Cette semaine, j’ai choisi de donner la parole à deux artistes israéliennes d’origine marocaine dont les positions sur leur lien avec le Maroc sont très différentes. Rony Efrat habite et travaille à Paris, elle est chercheuse en linguistique appliquée, traductrice et artiste-auteure. Elle vit entre plusieurs langues, dont l’hébreu et le français qu’elle a choisi d’hériter du passé francophone et fassi de sa mère et de se l’approprier. Elle raconte dans son texte qu’on ne lui a pas parlé du Maroc dans son enfance et qu’elle est sur le point d’y aller pour la première fois, dans le cadre d’une énième procédure administrative. Pour sa naturalisation française, il lui faudra aller chercher un butin tout particulier: l’acte de naissance de sa mère qui n’est jamais retournée au Maroc depuis son départ du Royaume en 1971. J’ai aussi interviewé Khen Elmaleh, DJ, journaliste pour Haaretz et activiste de la cause marocaine en Israël. Elle s’exprime notamment sur sa vision politique de la minorité marocaine dans une société israélienne multiculturelle et inégalitaire, et développe pour nous l’intérêt artistique qu’elle trouve dans ses origines et celles de sa famille.

Ce choix éditorial s’inscrit dans un contexte particulier. Nous sommes quelques jours après la célébration de la Mimouna, fête nationale en Israël, qui constitue un des temps forts des festivités juives marocaines et marque la fin de la Pâques juive. Un peu plus tôt ce mois-ci, le New York Times, qui se soucie plutôt peu de notre partie du monde, a jugé utile de publier un article sur l’exception marocaine du monde arabe, soulignant, je cite, “les efforts mis en place par Mohammed VI pour raviver l’héritage juif du Maroc.” Dans cette lignée, on notera l’ouverture prochaine d’un centre talmudique, celle d’un musée de la mémoire juive à Fès et l’organisation d’élections des Instances représentatives des communautés israélites marocaines pour la première fois depuis 1969.

Ces initiatives sont louables et on peut s’en féliciter mais à mon sens, elles réhabilitent la judaïté marocaine dans un ancrage soit religieux, soit mémoriel et d’une certaine façon la circonscrivent, en limitent la perception et le champ des possibles. Quand on parle de cette diaspora au Maroc, c’est souvent dans un registre nostalgique pur, comme si le temps s’était arrêté depuis les vagues d’immigration des juifs marocains en dehors du Maroc, vers Israël et ailleurs. Cette ellipse de déni vient ajouter une spécificité à cette diaspora plus polémique que les autres, elle justifie ce discours d’exception.

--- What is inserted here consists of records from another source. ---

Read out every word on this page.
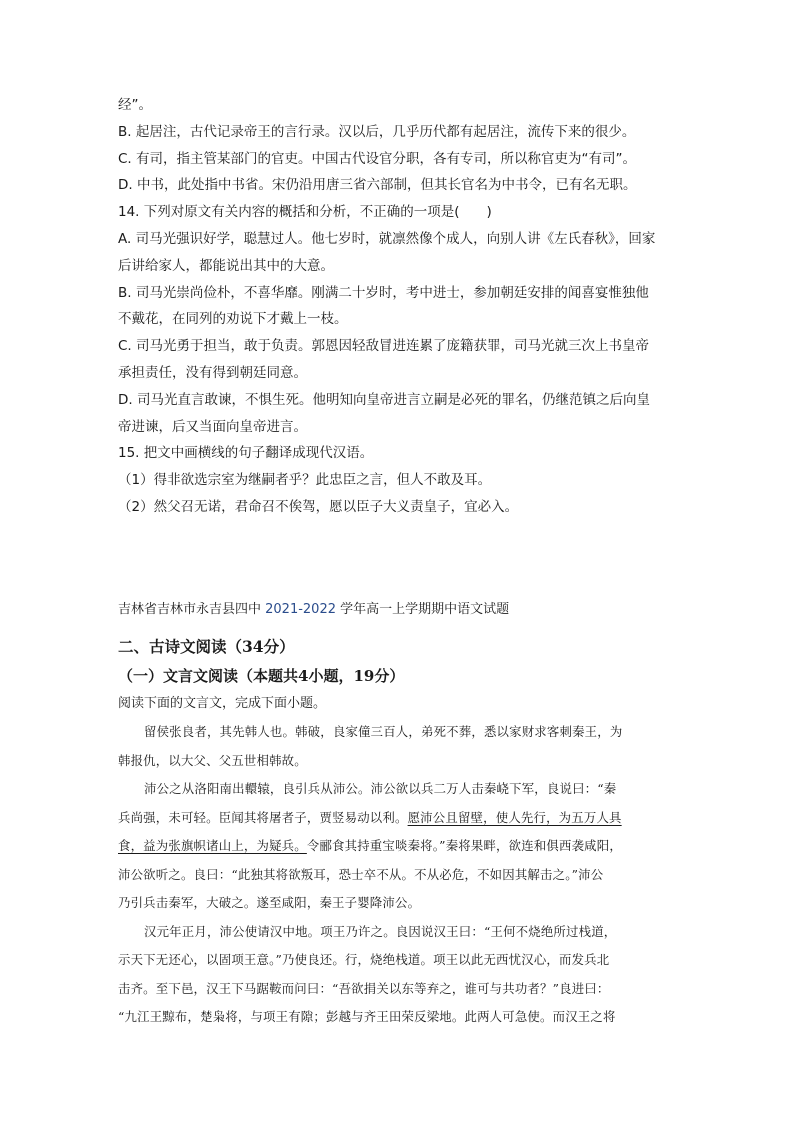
经”。
B. 起居注，古代记录帝王的言行录。汉以后，几乎历代都有起居注，流传下来的很少。
C. 有司，指主管某部门的官吏。中国古代设官分职，各有专司，所以称官吏为“有司”。
D. 中书，此处指中书省。宋仍沿用唐三省六部制，但其长官名为中书令，已有名无职。
14. 下列对原文有关内容的概括和分析，不正确的一项是(　　)
A. 司马光强识好学，聪慧过人。他七岁时，就凛然像个成人，向别人讲《左氏春秋》，回家
后讲给家人，都能说出其中的大意。
B. 司马光崇尚俭朴，不喜华靡。刚满二十岁时，考中进士，参加朝廷安排的闻喜宴惟独他
不戴花，在同列的劝说下才戴上一枝。
C. 司马光勇于担当，敢于负责。郭恩因轻敌冒进连累了庞籍获罪，司马光就三次上书皇帝
承担责任，没有得到朝廷同意。
D. 司马光直言敢谏，不惧生死。他明知向皇帝进言立嗣是必死的罪名，仍继范镇之后向皇
帝进谏，后又当面向皇帝进言。
15. 把文中画横线的句子翻译成现代汉语。
（1）得非欲选宗室为继嗣者乎？此忠臣之言，但人不敢及耳。
（2）然父召无诺，君命召不俟驾，愿以臣子大义责皇子，宜必入。
吉林省吉林市永吉县四中 2021-2022 学年高一上学期期中语文试题
二、古诗文阅读（34分）
（一）文言文阅读（本题共4小题，19分）
阅读下面的文言文，完成下面小题。
留侯张良者，其先韩人也。韩破，良家僮三百人，弟死不葬，悉以家财求客刺秦王，为
韩报仇，以大父、父五世相韩故。
沛公之从洛阳南出轘辕，良引兵从沛公。沛公欲以兵二万人击秦峣下军，良说曰：“秦
兵尚强，未可轻。臣闻其将屠者子，贾竖易动以利。愿沛公且留壁，使人先行，为五万人具
食，益为张旗帜诸山上，为疑兵。令郦食其持重宝啖秦将。”秦将果畔，欲连和俱西袭咸阳，
沛公欲听之。良曰：“此独其将欲叛耳，恐士卒不从。不从必危，不如因其解击之。”沛公
乃引兵击秦军，大破之。遂至咸阳，秦王子婴降沛公。
汉元年正月，沛公使请汉中地。项王乃许之。良因说汉王曰：“王何不烧绝所过栈道，
示天下无还心，以固项王意。”乃使良还。行，烧绝栈道。项王以此无西忧汉心，而发兵北
击齐。至下邑，汉王下马踞鞍而问曰：“吾欲捐关以东等弃之，谁可与共功者？”良进曰：
“九江王黥布，楚枭将，与项王有隙；彭越与齐王田荣反梁地。此两人可急使。而汉王之将
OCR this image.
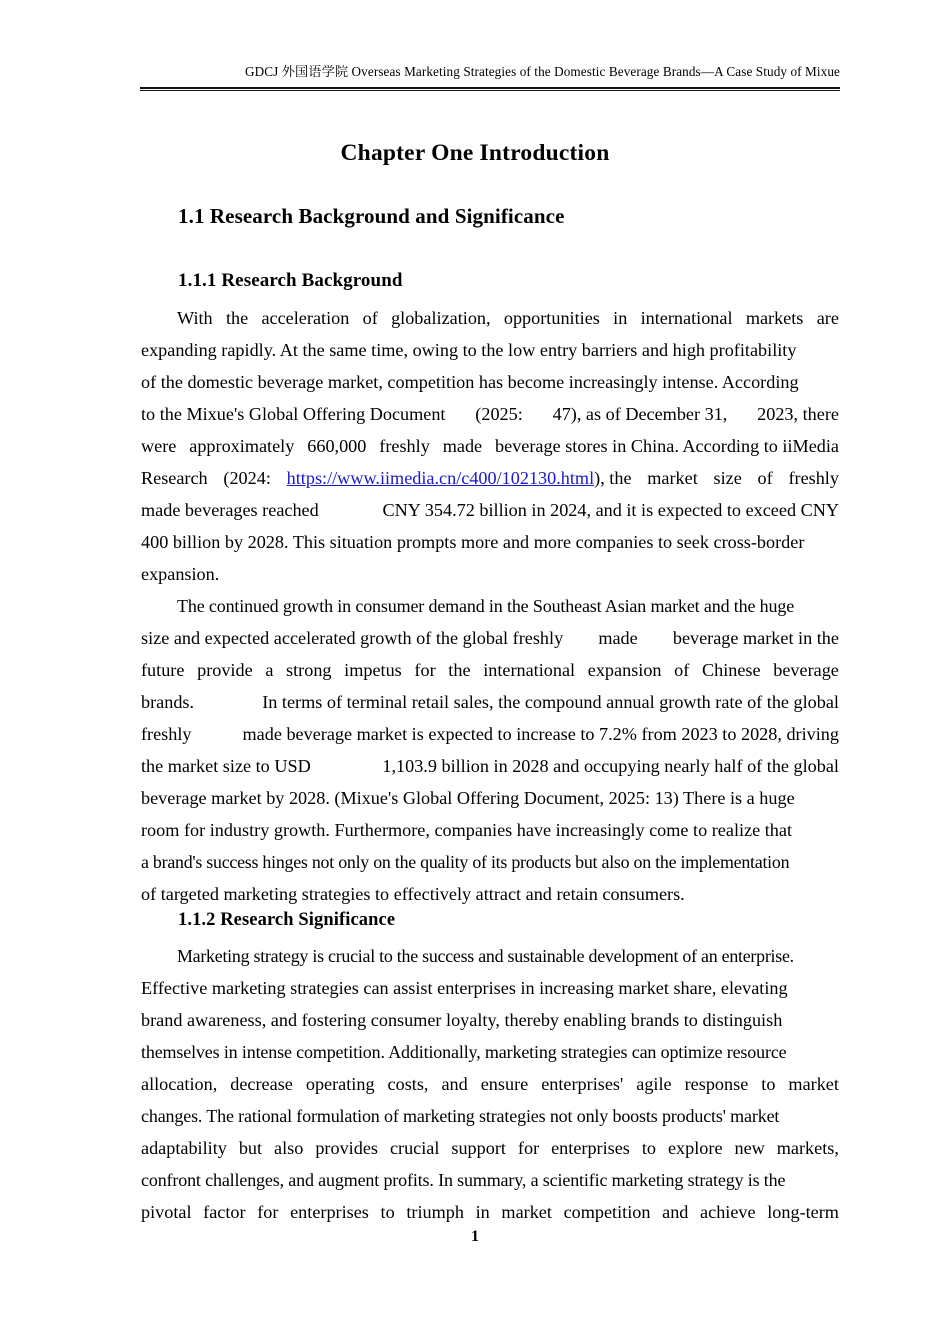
GDCJ 外国语学院 Overseas Marketing Strategies of the Domestic Beverage Brands—A Case Study of Mixue
Chapter One Introduction
1.1 Research Background and Significance
1.1.1 Research Background
With the acceleration of globalization, opportunities in international markets are
expanding rapidly. At the same time, owing to the low entry barriers and high profitability
of the domestic beverage market, competition has become increasingly intense. According
to the Mixue's Global Offering Document (2025: 47), as of December 31, 2023, there
were approximately 660,000 freshly made beverage stores in China. According to iiMedia
Research (2024: https://www.iimedia.cn/c400/102130.html), the market size of freshly
made beverages reached	CNY 354.72 billion in 2024, and it is expected to exceed CNY
400 billion by 2028. This situation prompts more and more companies to seek cross-border
expansion.
The continued growth in consumer demand in the Southeast Asian market and the huge
size and expected accelerated growth of the global freshly made beverage market in the
future provide a strong impetus for the international expansion of Chinese beverage
brands.	In terms of terminal retail sales, the compound annual growth rate of the global
freshly	made beverage market is expected to increase to 7.2% from 2023 to 2028, driving
the market size to USD	1,103.9 billion in 2028 and occupying nearly half of the global
beverage market by 2028. (Mixue's Global Offering Document, 2025: 13) There is a huge
room for industry growth. Furthermore, companies have increasingly come to realize that
a brand's success hinges not only on the quality of its products but also on the implementation
of targeted marketing strategies to effectively attract and retain consumers.
1.1.2 Research Significance
Marketing strategy is crucial to the success and sustainable development of an enterprise.
Effective marketing strategies can assist enterprises in increasing market share, elevating
brand awareness, and fostering consumer loyalty, thereby enabling brands to distinguish
themselves in intense competition. Additionally, marketing strategies can optimize resource
allocation, decrease operating costs, and ensure enterprises' agile response to market
changes. The rational formulation of marketing strategies not only boosts products' market
adaptability but also provides crucial support for enterprises to explore new markets,
confront challenges, and augment profits. In summary, a scientific marketing strategy is the
pivotal factor for enterprises to triumph in market competition and achieve long-term
1
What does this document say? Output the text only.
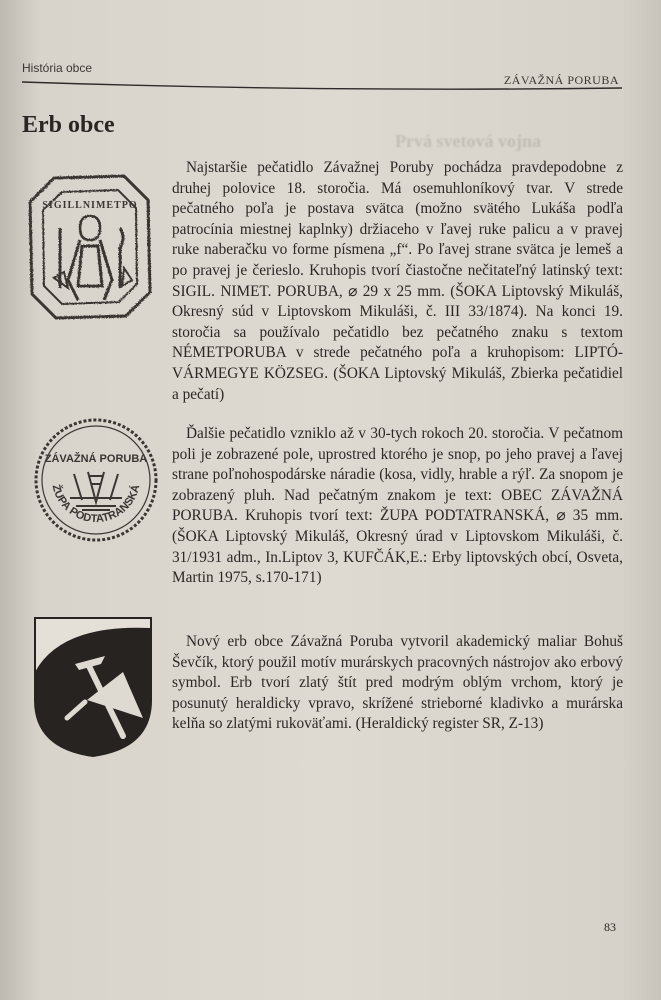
História obce
ZÁVAŽNÁ PORUBA
Erb obce

Prvá svetová vojna

SIGILLNIMETPO
ZÁVAŽNÁ PORUBA
ŽUPA PODTATRANSKÁ
Najstaršie pečatidlo Závažnej Poruby pochádza pravdepodobne z druhej polovice 18. storočia. Má osemuhloníkový tvar. V strede pečatného poľa je postava svätca (možno svätého Lukáša podľa patrocínia miestnej kaplnky) držiaceho v ľavej ruke palicu a v pravej ruke naberačku vo forme písmena „f“. Po ľavej strane svätca je lemeš a po pravej je čerieslo. Kruhopis tvorí čiastočne nečitateľný latinský text: SIGIL. NIMET. PORUBA, ⌀ 29 x 25 mm. (ŠOKA Liptovský Mikuláš, Okresný súd v Liptovskom Mikuláši, č. III 33/1874). Na konci 19. storočia sa používalo pečatidlo bez pečatného znaku s textom NÉMETPORUBA v strede pečatného poľa a kruhopisom: LIPTÓ-VÁRMEGYE KÖZSEG. (ŠOKA Liptovský Mikuláš, Zbierka pečatidiel a pečatí)
Ďalšie pečatidlo vzniklo až v 30-tych rokoch 20. storočia. V pečatnom poli je zobrazené pole, uprostred ktorého je snop, po jeho pravej a ľavej strane poľnohospodárske náradie (kosa, vidly, hrable a rýľ. Za snopom je zobrazený pluh. Nad pečatným znakom je text: OBEC ZÁVAŽNÁ PORUBA. Kruhopis tvorí text: ŽUPA PODTATRANSKÁ, ⌀ 35 mm. (ŠOKA Liptovský Mikuláš, Okresný úrad v Liptovskom Mikuláši, č. 31/1931 adm., In.Liptov 3, KUFČÁK,E.: Erby liptovských obcí, Osveta, Martin 1975, s.170-171)
Nový erb obce Závažná Poruba vytvoril akademický maliar Bohuš Ševčík, ktorý použil motív murárskych pracovných nástrojov ako erbový symbol. Erb tvorí zlatý štít pred modrým oblým vrchom, ktorý je posunutý heraldicky vpravo, skrížené strieborné kladivko a murárska kelňa so zlatými rukoväťami. (Heraldický register SR, Z-13)
83
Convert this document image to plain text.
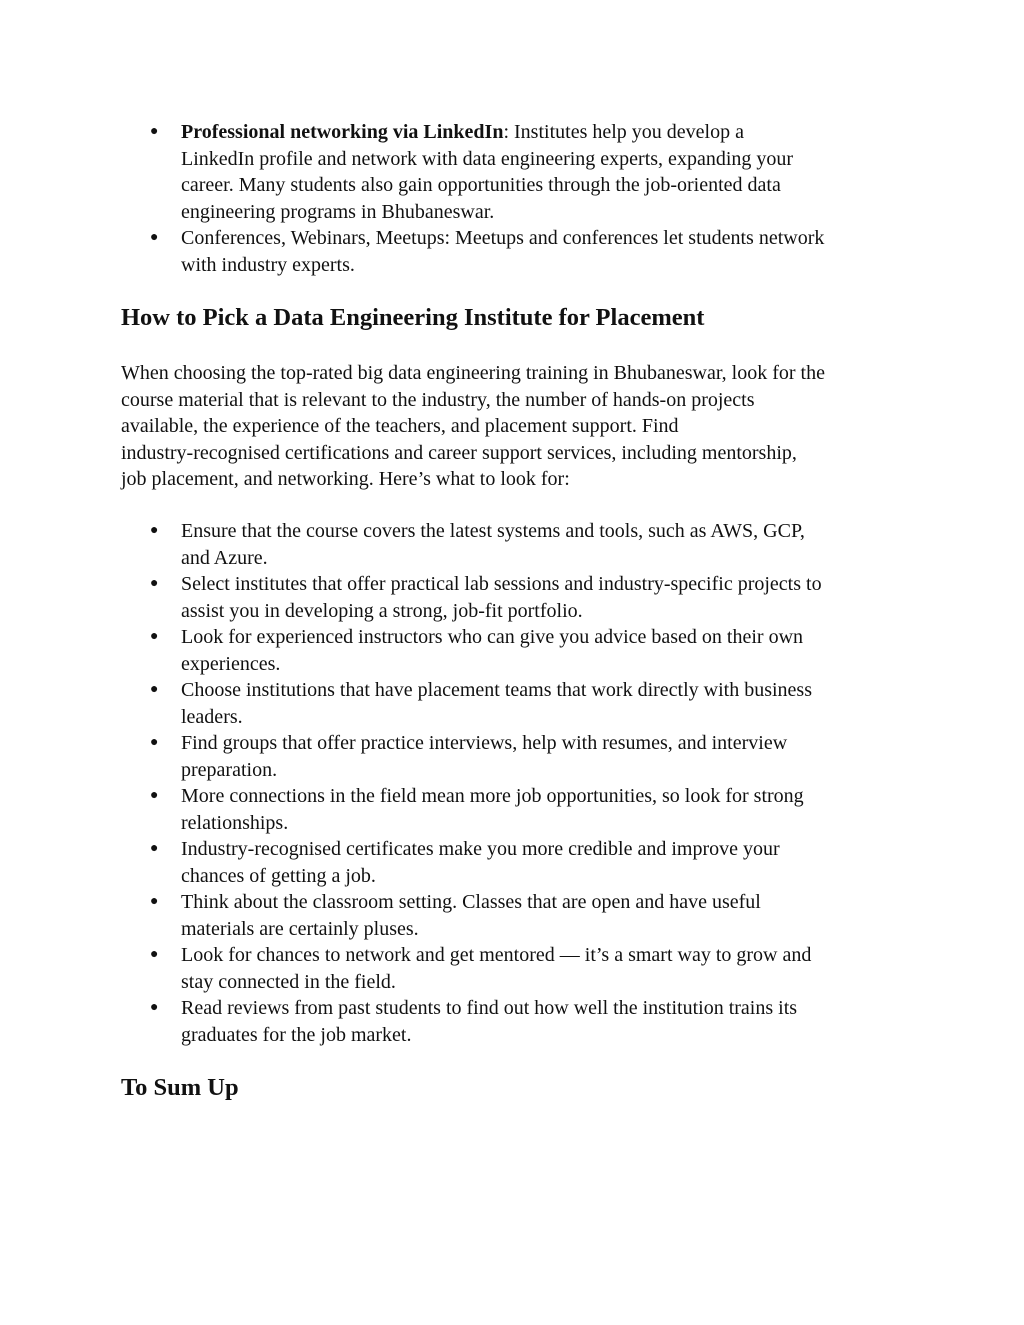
● Professional networking via LinkedIn: Institutes help you develop a
LinkedIn profile and network with data engineering experts, expanding your
career. Many students also gain opportunities through the job-oriented data
engineering programs in Bhubaneswar.
● Conferences, Webinars, Meetups: Meetups and conferences let students network
with industry experts.
How to Pick a Data Engineering Institute for Placement
When choosing the top-rated big data engineering training in Bhubaneswar, look for the
course material that is relevant to the industry, the number of hands-on projects
available, the experience of the teachers, and placement support. Find
industry-recognised certifications and career support services, including mentorship,
job placement, and networking. Here’s what to look for:
● Ensure that the course covers the latest systems and tools, such as AWS, GCP,
and Azure.
● Select institutes that offer practical lab sessions and industry-specific projects to
assist you in developing a strong, job-fit portfolio.
● Look for experienced instructors who can give you advice based on their own
experiences.
● Choose institutions that have placement teams that work directly with business
leaders.
● Find groups that offer practice interviews, help with resumes, and interview
preparation.
● More connections in the field mean more job opportunities, so look for strong
relationships.
● Industry-recognised certificates make you more credible and improve your
chances of getting a job.
● Think about the classroom setting. Classes that are open and have useful
materials are certainly pluses.
● Look for chances to network and get mentored — it’s a smart way to grow and
stay connected in the field.
● Read reviews from past students to find out how well the institution trains its
graduates for the job market.
To Sum Up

C’est précisément pourquoi j’ai eu envie d’en sortir, en donnant la parole à des descendantes d’immigrés marocains en Israël. Elles donnent un autre visage, un visage tout court, à un groupe qu’on connaît finalement si mal. Elles ont la trentaine et elles sont bien vivantes, en dehors d’un musée. Elles banalisent l’exception en la personnifiant, elles l’incarnent dans toutes leurs différences, dans toutes leurs nuances. Elles sont cet héritage vivant, par delà le noir et blanc, et le début d’une nouvelle histoire à écrire et à raconter.